Unfortunately, the Rule does not define the term “inaccessible” which may turn out to be a good thing.  (It also fails to identify sources, which we can infer to be a place where data (or information) is stored.)  What is “inaccessible” today might – with a change in technology – very well become accessible tomorrow; moreover, what IS indeed accessible today might not be accessible tomorrow.  Sources that might be considered inaccessible at a given point might include backup media and deleted data.  One thing is clear: if a document or data point is regularly accessible in the normal course of business, a party may not make it “inaccessible” to avoid producing it.

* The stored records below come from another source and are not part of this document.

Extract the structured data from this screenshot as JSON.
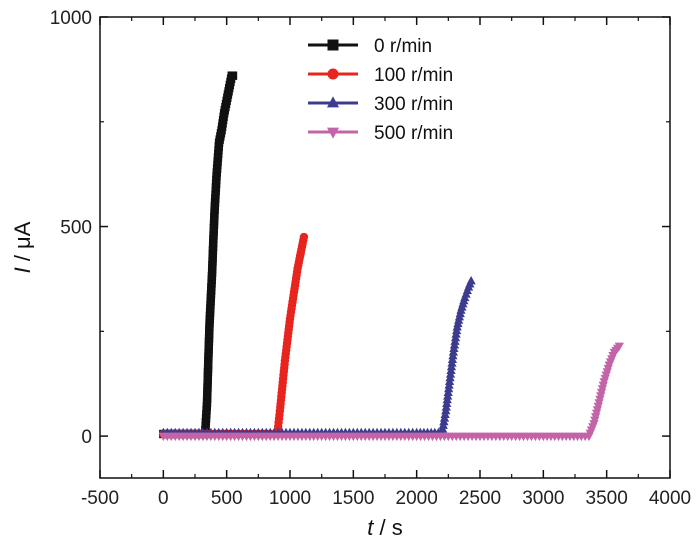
{
  "chart_data": {
    "type": "line",
    "title": "",
    "xlabel_italic": "t",
    "xlabel_rest": " / s",
    "ylabel_italic": "I",
    "ylabel_rest": " / μA",
    "xlim": [
      -500,
      4000
    ],
    "ylim": [
      -100,
      1000
    ],
    "xticks": [
      -500,
      0,
      500,
      1000,
      1500,
      2000,
      2500,
      3000,
      3500,
      4000
    ],
    "xtick_labels": [
      "-500",
      "0",
      "500",
      "1000",
      "1500",
      "2000",
      "2500",
      "3000",
      "3500",
      "4000"
    ],
    "yticks": [
      0,
      500,
      1000
    ],
    "ytick_labels": [
      "0",
      "500",
      "1000"
    ],
    "legend_position": "top-center",
    "series": [
      {
        "name": "0 r/min",
        "color": "#111111",
        "marker": "square",
        "x": [
          0,
          100,
          200,
          300,
          330,
          345,
          355,
          365,
          375,
          385,
          395,
          405,
          420,
          440,
          460,
          480,
          500,
          520,
          540,
          550
        ],
        "y": [
          5,
          5,
          5,
          5,
          5,
          80,
          180,
          270,
          330,
          390,
          470,
          540,
          620,
          700,
          730,
          770,
          800,
          830,
          860,
          860
        ]
      },
      {
        "name": "100 r/min",
        "color": "#e8241e",
        "marker": "circle",
        "x": [
          0,
          200,
          400,
          600,
          800,
          900,
          920,
          940,
          960,
          980,
          1000,
          1020,
          1040,
          1060,
          1080,
          1100,
          1110
        ],
        "y": [
          5,
          5,
          5,
          5,
          5,
          5,
          60,
          120,
          180,
          230,
          280,
          320,
          360,
          400,
          430,
          460,
          475
        ]
      },
      {
        "name": "300 r/min",
        "color": "#3c3c8e",
        "marker": "triangle-up",
        "x": [
          0,
          500,
          1000,
          1500,
          2000,
          2200,
          2230,
          2260,
          2290,
          2320,
          2350,
          2380,
          2410,
          2430
        ],
        "y": [
          8,
          8,
          8,
          8,
          8,
          8,
          60,
          130,
          200,
          260,
          300,
          330,
          355,
          370
        ]
      },
      {
        "name": "500 r/min",
        "color": "#c464a8",
        "marker": "triangle-down",
        "x": [
          0,
          500,
          1000,
          1500,
          2000,
          2500,
          3000,
          3300,
          3360,
          3400,
          3440,
          3480,
          3520,
          3560,
          3600
        ],
        "y": [
          0,
          0,
          0,
          0,
          0,
          0,
          0,
          0,
          0,
          30,
          80,
          130,
          170,
          200,
          215
        ]
      }
    ]
  }
}
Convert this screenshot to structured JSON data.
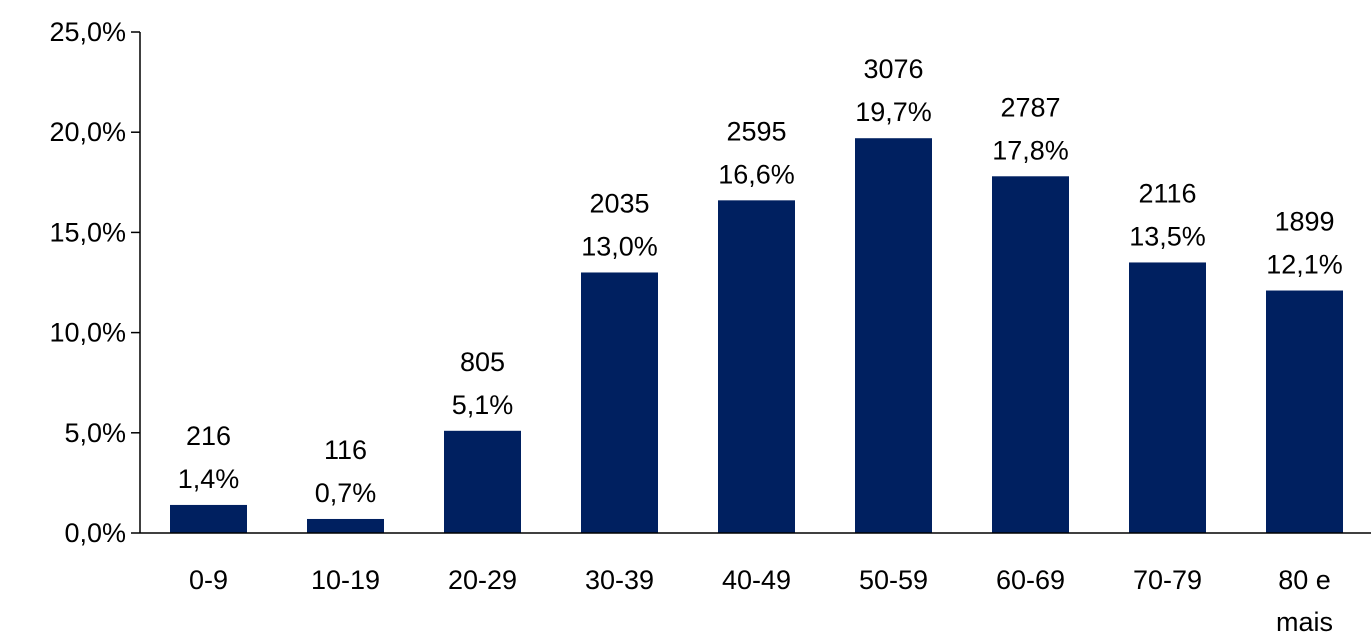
{
  "chart_data": {
    "type": "bar",
    "categories": [
      "0-9",
      "10-19",
      "20-29",
      "30-39",
      "40-49",
      "50-59",
      "60-69",
      "70-79",
      "80 e mais"
    ],
    "values": [
      1.4,
      0.7,
      5.1,
      13.0,
      16.6,
      19.7,
      17.8,
      13.5,
      12.1
    ],
    "counts": [
      "216",
      "116",
      "805",
      "2035",
      "2595",
      "3076",
      "2787",
      "2116",
      "1899"
    ],
    "value_labels": [
      "1,4%",
      "0,7%",
      "5,1%",
      "13,0%",
      "16,6%",
      "19,7%",
      "17,8%",
      "13,5%",
      "12,1%"
    ],
    "y_ticks": [
      0,
      5,
      10,
      15,
      20,
      25
    ],
    "y_tick_labels": [
      "0,0%",
      "5,0%",
      "10,0%",
      "15,0%",
      "20,0%",
      "25,0%"
    ],
    "ylim": [
      0,
      25
    ],
    "grid": false,
    "legend": "none",
    "bar_color": "#002060",
    "axis_color": "#000000"
  }
}
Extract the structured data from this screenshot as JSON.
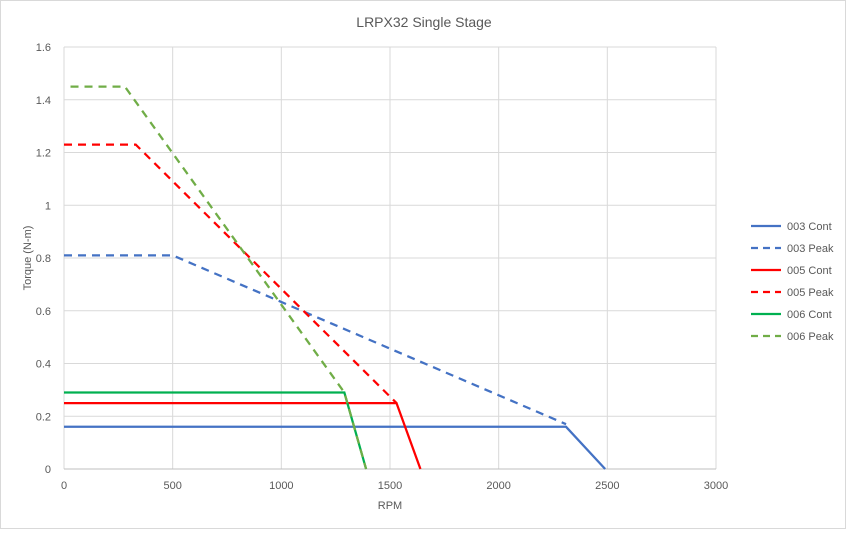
{
  "chart_data": {
    "type": "line",
    "title": "LRPX32 Single Stage",
    "xlabel": "RPM",
    "ylabel": "Torque (N-m)",
    "xlim": [
      0,
      3000
    ],
    "ylim": [
      0,
      1.6
    ],
    "xticks": [
      0,
      500,
      1000,
      1500,
      2000,
      2500,
      3000
    ],
    "yticks": [
      0,
      0.2,
      0.4,
      0.6,
      0.8,
      1,
      1.2,
      1.4,
      1.6
    ],
    "xtick_labels": [
      "0",
      "500",
      "1000",
      "1500",
      "2000",
      "2500",
      "3000"
    ],
    "ytick_labels": [
      "0",
      "0.2",
      "0.4",
      "0.6",
      "0.8",
      "1",
      "1.2",
      "1.4",
      "1.6"
    ],
    "grid": true,
    "legend_position": "right",
    "series": [
      {
        "name": "003 Cont",
        "color": "#4472C4",
        "dash": false,
        "points": [
          [
            0,
            0.16
          ],
          [
            2310,
            0.16
          ],
          [
            2490,
            0
          ]
        ]
      },
      {
        "name": "003 Peak",
        "color": "#4472C4",
        "dash": true,
        "points": [
          [
            0,
            0.81
          ],
          [
            500,
            0.81
          ],
          [
            2310,
            0.17
          ]
        ]
      },
      {
        "name": "005 Cont",
        "color": "#FF0000",
        "dash": false,
        "points": [
          [
            0,
            0.25
          ],
          [
            1530,
            0.25
          ],
          [
            1640,
            0
          ]
        ]
      },
      {
        "name": "005 Peak",
        "color": "#FF0000",
        "dash": true,
        "points": [
          [
            0,
            1.23
          ],
          [
            330,
            1.23
          ],
          [
            1530,
            0.25
          ]
        ]
      },
      {
        "name": "006 Cont",
        "color": "#00B050",
        "dash": false,
        "points": [
          [
            0,
            0.29
          ],
          [
            1290,
            0.29
          ],
          [
            1390,
            0
          ]
        ]
      },
      {
        "name": "006 Peak",
        "color": "#70AD47",
        "dash": true,
        "points": [
          [
            30,
            1.45
          ],
          [
            280,
            1.45
          ],
          [
            1290,
            0.29
          ],
          [
            1390,
            0
          ]
        ]
      }
    ]
  }
}
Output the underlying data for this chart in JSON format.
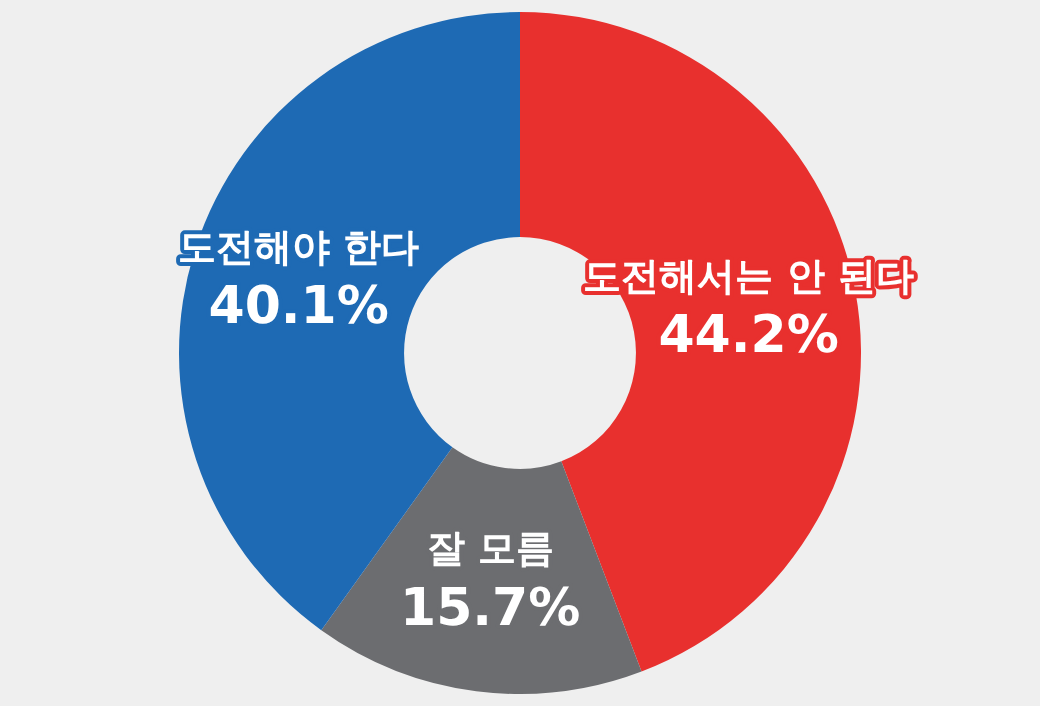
{
  "chart_data": {
    "type": "donut",
    "categories": [
      "도전해서는 안 된다",
      "잘 모름",
      "도전해야 한다"
    ],
    "values": [
      44.2,
      15.7,
      40.1
    ],
    "colors": [
      "#e8302e",
      "#6c6d70",
      "#1e6ab4"
    ],
    "value_labels": [
      "44.2%",
      "15.7%",
      "40.1%"
    ],
    "legend": false
  }
}
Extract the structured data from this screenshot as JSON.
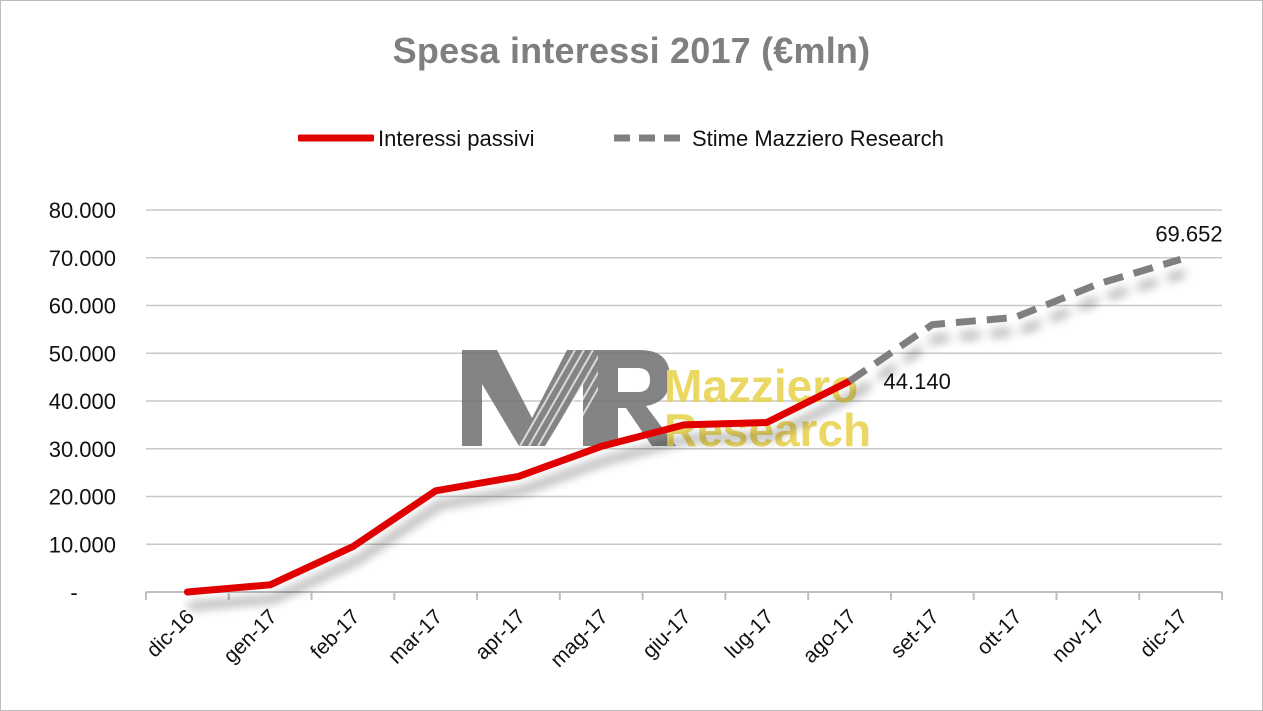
{
  "chart_data": {
    "type": "line",
    "title": "Spesa interessi 2017 (€mln)",
    "categories": [
      "dic-16",
      "gen-17",
      "feb-17",
      "mar-17",
      "apr-17",
      "mag-17",
      "giu-17",
      "lug-17",
      "ago-17",
      "set-17",
      "ott-17",
      "nov-17",
      "dic-17"
    ],
    "series": [
      {
        "name": "Interessi passivi",
        "color": "#e00000",
        "style": "solid",
        "values": [
          0,
          1500,
          9500,
          21200,
          24200,
          30500,
          35000,
          35500,
          44140,
          null,
          null,
          null,
          null
        ]
      },
      {
        "name": "Stime Mazziero Research",
        "color": "#7f7f7f",
        "style": "dashed",
        "values": [
          null,
          null,
          null,
          null,
          null,
          null,
          null,
          null,
          44140,
          56000,
          57500,
          64500,
          69652
        ]
      }
    ],
    "data_labels": [
      {
        "category": "ago-17",
        "text": "44.140"
      },
      {
        "category": "dic-17",
        "text": "69.652"
      }
    ],
    "yticks": [
      "-",
      "10.000",
      "20.000",
      "30.000",
      "40.000",
      "50.000",
      "60.000",
      "70.000",
      "80.000"
    ],
    "ylim": [
      0,
      80000
    ],
    "grid": true,
    "legend": "top-center",
    "watermark": {
      "mark": "MR",
      "line1": "Mazziero",
      "line2": "Research"
    }
  }
}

I’ll conclude with a look at the safe harbor provision for ESI loss.  New Rule 37(f) prohibits a court from imposing sanctions for failing to provide ESI lost as a result of normal system operations.  This means that, since IT systems may routinely modify, overwrite, and delete information, companies need not worry about such lost ESI.  The only time a company must intervene is if litigation is reasonably anticipated, at which time a litigation hold would serve notice to all records custodians that the normal operation of the system must be suspended.  Keep in mind that, in the knowledge economy, everyone is his own records custodian.

This general overview is not meant as a substitute for the advice of a qualified attorney; only an attorney can provide you with the legal advice you need to ensure that you are complying with the new rules.

Jonathan B. Spira is CEO and Chief Analyst at Basex.